Negli ultimi mesi sono stati effettuati molteplici interventi mirati, tesi a verificare eventuali origini delle maleodoranze, a cominciare dai controlli da parte di Arpat su segnalazione della cittadinanza, verifiche e solleciti sul sistema di sollevamento gestito da Aquarno, interventi di ricavatura e pulizia dei fossi da parte del consorzio di bonifica per eliminare ristagni maleodoranti fino all’intervento di emergenza Arpat effettuato proprio lo scorso mese (su attivazione della polizia locale) per reflui nel tratto di via 1° Maggio/via del Trebbio Nord.
“Come promesso ai cittadini residenti nel corso dell'incontro dello scorso 26 marzo 2026 in municipio, l’amministrazione ha provveduto a raccogliere le informazioni. L'Amministrazione si è mossa con prontezza mettendo immediatamente in campo tutte le soluzioni raccomandate dai tecnici - dichiara l’assessore Boldrini - Inoltre, in un'ottica di prevenzione e proattività, il Comune è coinvolto nel monitoraggio dei procedimenti di riesame delle autorizzazioni ambientali (Aia e Paur) per diverse aziende limitrofe, attualmente in corso presso la Regione. Si tratta di un'opportunità strategica poiché le aziende soggette a queste autorizzazioni, ricadono in settori per cui la Regione stessa impone l'adeguamento normativo dei loro impianti a determinati standard, sono le cosiddette Bat (migliori tecniche disponibili). Questi adeguamenti tecnici diventano strumenti di prevenzione per evitare, laddove si potrebbero verificare, l’esalazione di eventuali miasmi.

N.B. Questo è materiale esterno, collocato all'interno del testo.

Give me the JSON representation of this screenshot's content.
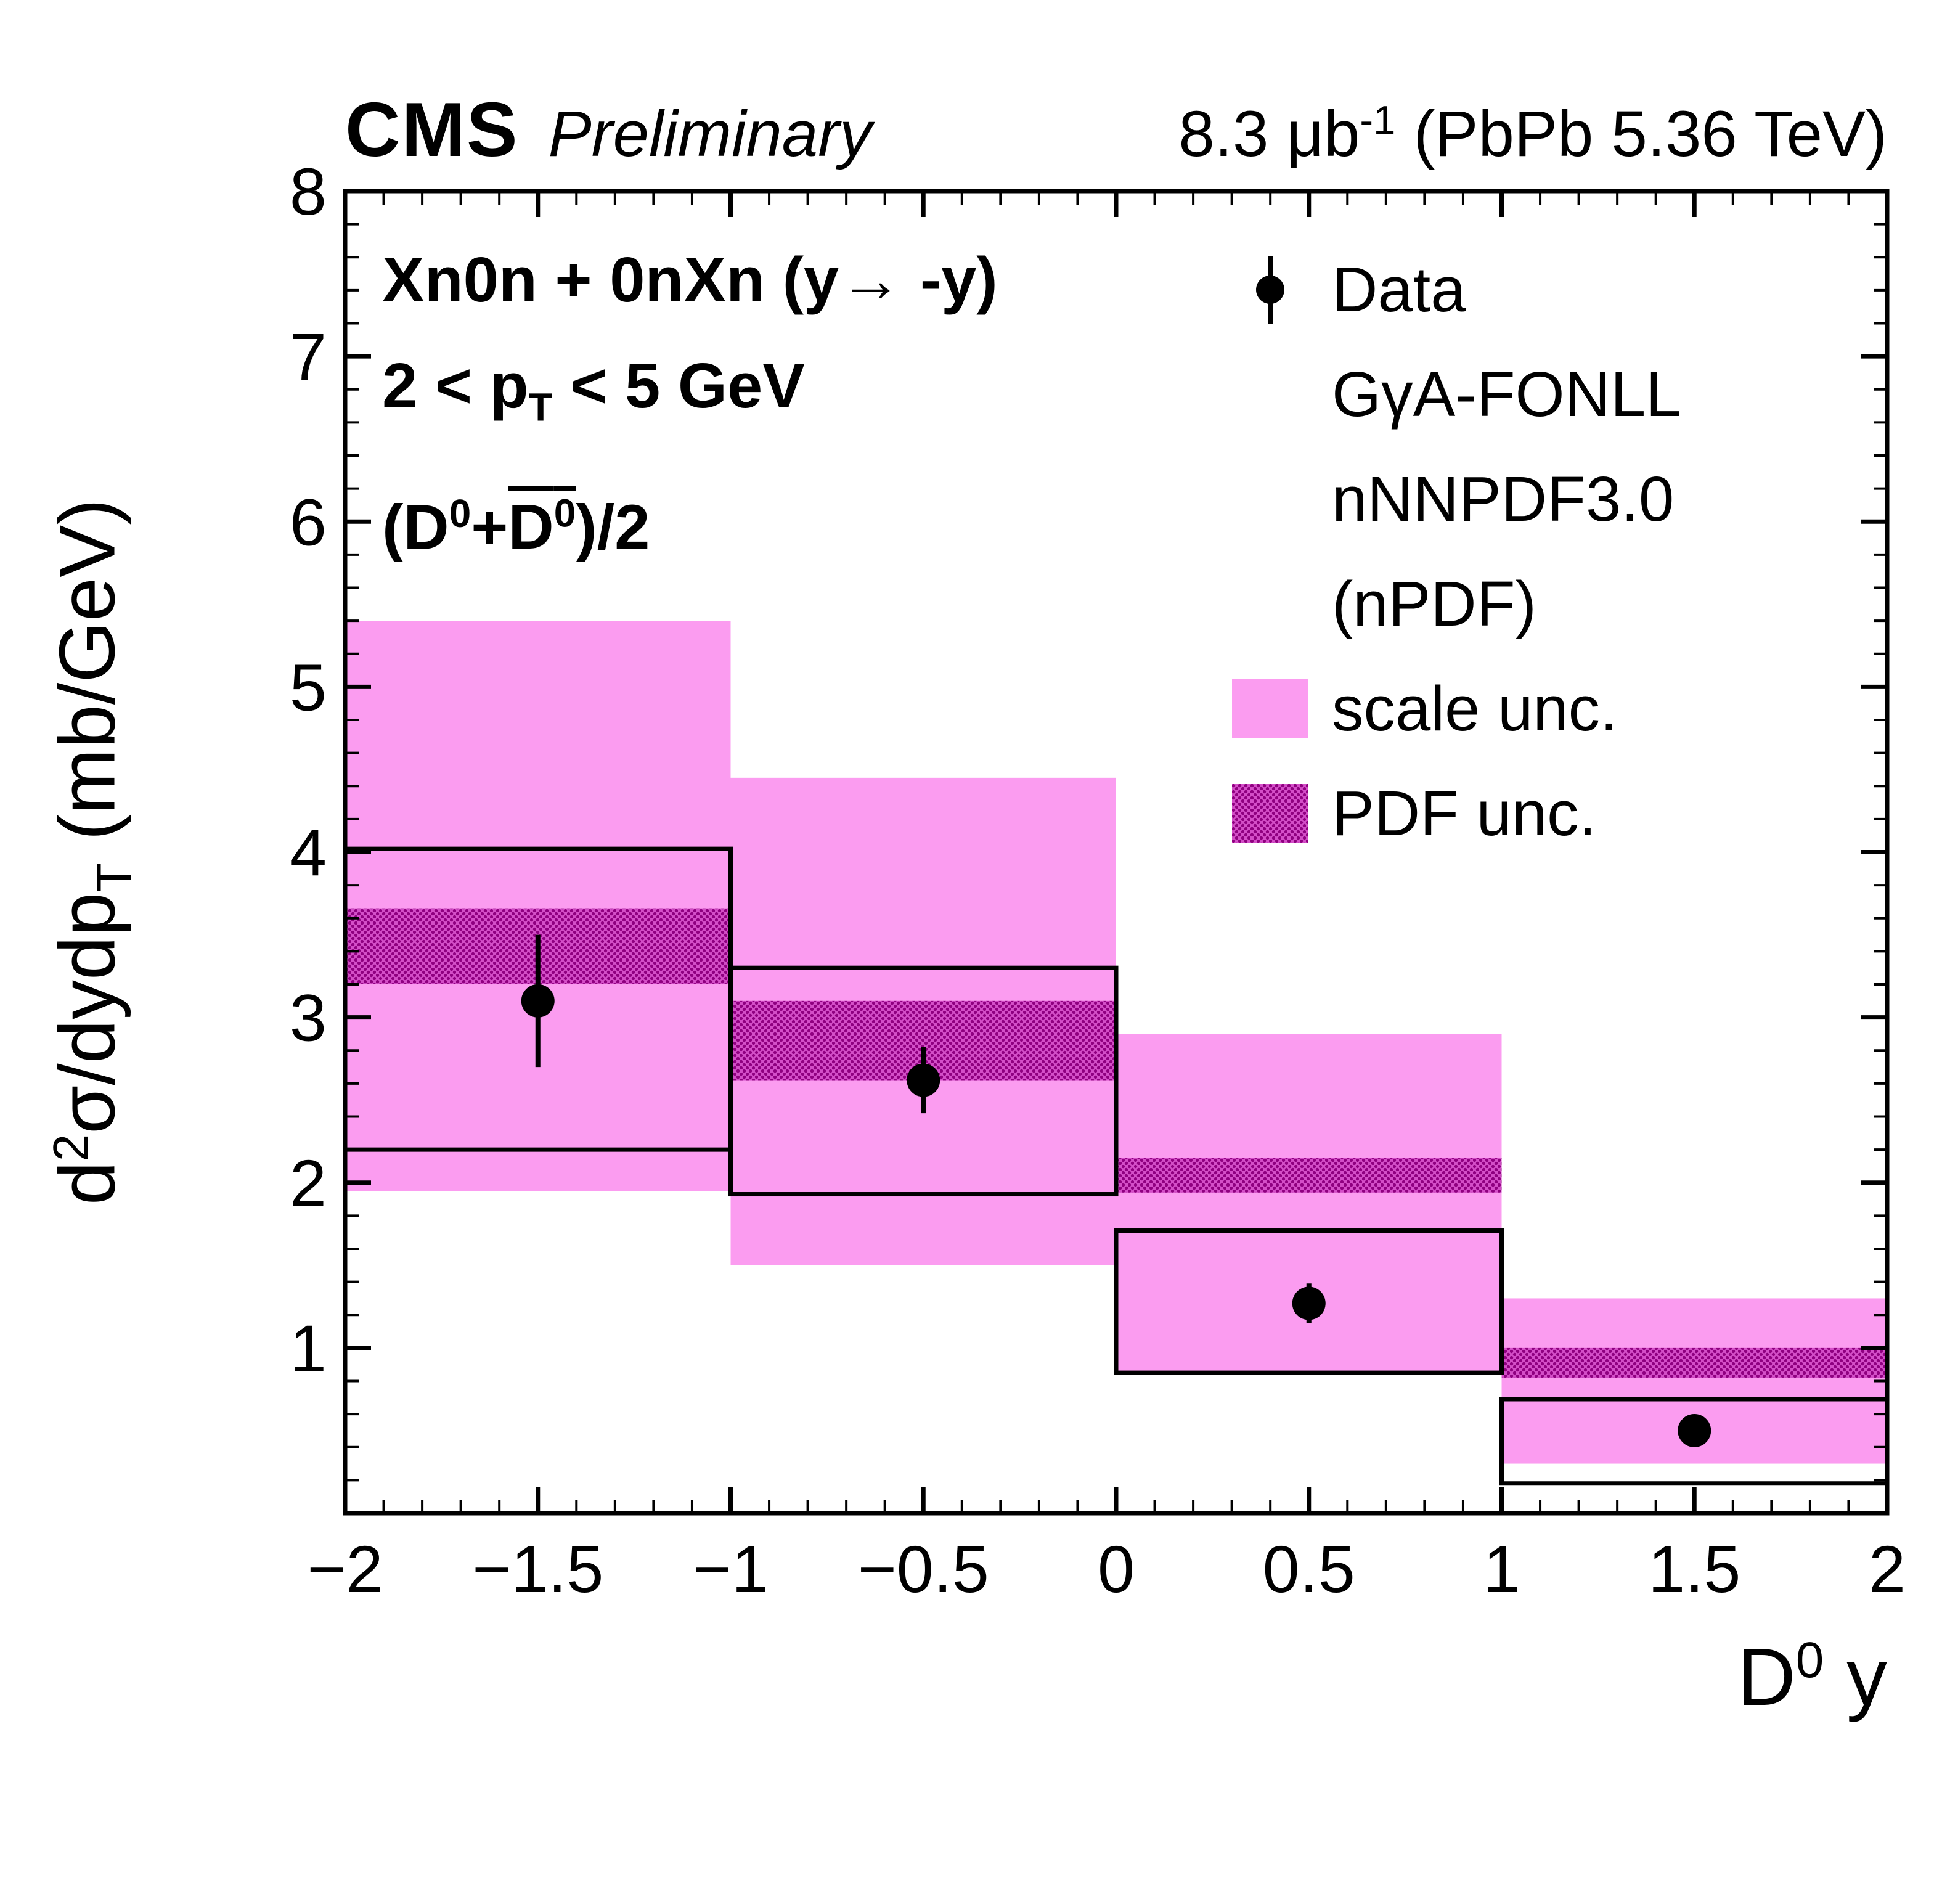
{
  "header": {
    "experiment": "CMS",
    "preliminary": "Preliminary",
    "lumi": {
      "p1": "8.3 μb",
      "sup": "-1",
      "p2": " (PbPb 5.36 TeV)"
    }
  },
  "annotations": {
    "line1": "Xn0n + 0nXn (y→ -y)",
    "line2": {
      "p1": "2 < p",
      "sub": "T",
      "p2": " < 5 GeV"
    },
    "line3": {
      "p1": "(D",
      "s1": "0",
      "plus": "+",
      "dbar": "D",
      "s2": "0",
      "p3": ")/2"
    }
  },
  "legend": {
    "data_label": "Data",
    "model_lines": [
      "GγA-FONLL",
      "nNNPDF3.0",
      "(nPDF)"
    ],
    "scale_label": "scale unc.",
    "pdf_label": "PDF unc."
  },
  "axes": {
    "x": {
      "title": {
        "p1": "D",
        "sup": "0",
        "p2": " y"
      },
      "tick_values": [
        -2,
        -1.5,
        -1,
        -0.5,
        0,
        0.5,
        1,
        1.5,
        2
      ],
      "tick_labels": [
        "−2",
        "−1.5",
        "−1",
        "−0.5",
        "0",
        "0.5",
        "1",
        "1.5",
        "2"
      ],
      "minor_step": 0.1
    },
    "y": {
      "title": {
        "p1": "d",
        "sup": "2",
        "p3": "σ/dydp",
        "sub": "T",
        "p5": " (mb/GeV)"
      },
      "tick_values": [
        1,
        2,
        3,
        4,
        5,
        6,
        7,
        8
      ],
      "tick_labels": [
        "1",
        "2",
        "3",
        "4",
        "5",
        "6",
        "7",
        "8"
      ],
      "minor_step": 0.2
    }
  },
  "chart_data": {
    "type": "scatter",
    "title": "CMS Preliminary 8.3 μb⁻¹ (PbPb 5.36 TeV)",
    "xlabel": "D⁰ y",
    "ylabel": "d²σ/dydp_T (mb/GeV)",
    "xlim": [
      -2,
      2
    ],
    "ylim": [
      0,
      8
    ],
    "grid": false,
    "legend_entries": [
      "Data",
      "GγA-FONLL nNNPDF3.0 (nPDF)",
      "scale unc.",
      "PDF unc."
    ],
    "annotations_text": [
      "Xn0n + 0nXn (y→ -y)",
      "2 < p_T < 5 GeV",
      "(D0+D0bar)/2"
    ],
    "bins": [
      {
        "x_low": -2,
        "x_high": -1,
        "data": {
          "y": 3.1,
          "stat_err": 0.4,
          "syst_low": 2.2,
          "syst_high": 4.02
        },
        "scale_unc": [
          1.95,
          5.4
        ],
        "pdf_unc": [
          3.2,
          3.66
        ]
      },
      {
        "x_low": -1,
        "x_high": 0,
        "data": {
          "y": 2.62,
          "stat_err": 0.2,
          "syst_low": 1.93,
          "syst_high": 3.3
        },
        "scale_unc": [
          1.5,
          4.45
        ],
        "pdf_unc": [
          2.62,
          3.1
        ]
      },
      {
        "x_low": 0,
        "x_high": 1,
        "data": {
          "y": 1.27,
          "stat_err": 0.12,
          "syst_low": 0.85,
          "syst_high": 1.71
        },
        "scale_unc": [
          0.85,
          2.9
        ],
        "pdf_unc": [
          1.94,
          2.15
        ]
      },
      {
        "x_low": 1,
        "x_high": 2,
        "data": {
          "y": 0.5,
          "stat_err": 0.08,
          "syst_low": 0.18,
          "syst_high": 0.69
        },
        "scale_unc": [
          0.3,
          1.3
        ],
        "pdf_unc": [
          0.82,
          1.0
        ]
      }
    ],
    "colors": {
      "scale_unc": "#fb9cf0",
      "pdf_unc_bg": "#d44fc8",
      "pdf_unc_dot": "#8f0080",
      "data": "#000000"
    }
  }
}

"Una volta rilasciate - continua l’assessore Boldrini - le autorizzazioni contengono obblighi di periodici monitoraggi, sulle componenti ambientali impattate dalla specifica attività, ed Arpat effettua per conto della Regione il controllo programmato degli impianti. Un approccio proattivo e deterrente, che il Comune sta portando avanti insieme all’attento monitoraggio di questi procedimenti, che includono anche la valutazione dell'impatto odorigeno secondo le recenti linee guida Ispra, l’analogo nazionale dell’Arpat”.
“Comprendiamo il disagio dei residenti e vogliamo far tutto ciò che è possibile affinché conoscano gli sforzi che l'amministrazione sta mettendo in campo - conclude l'assessore - Solo lavorando insieme, potremo trovare soluzioni che portino a un miglioramento reale della situazione".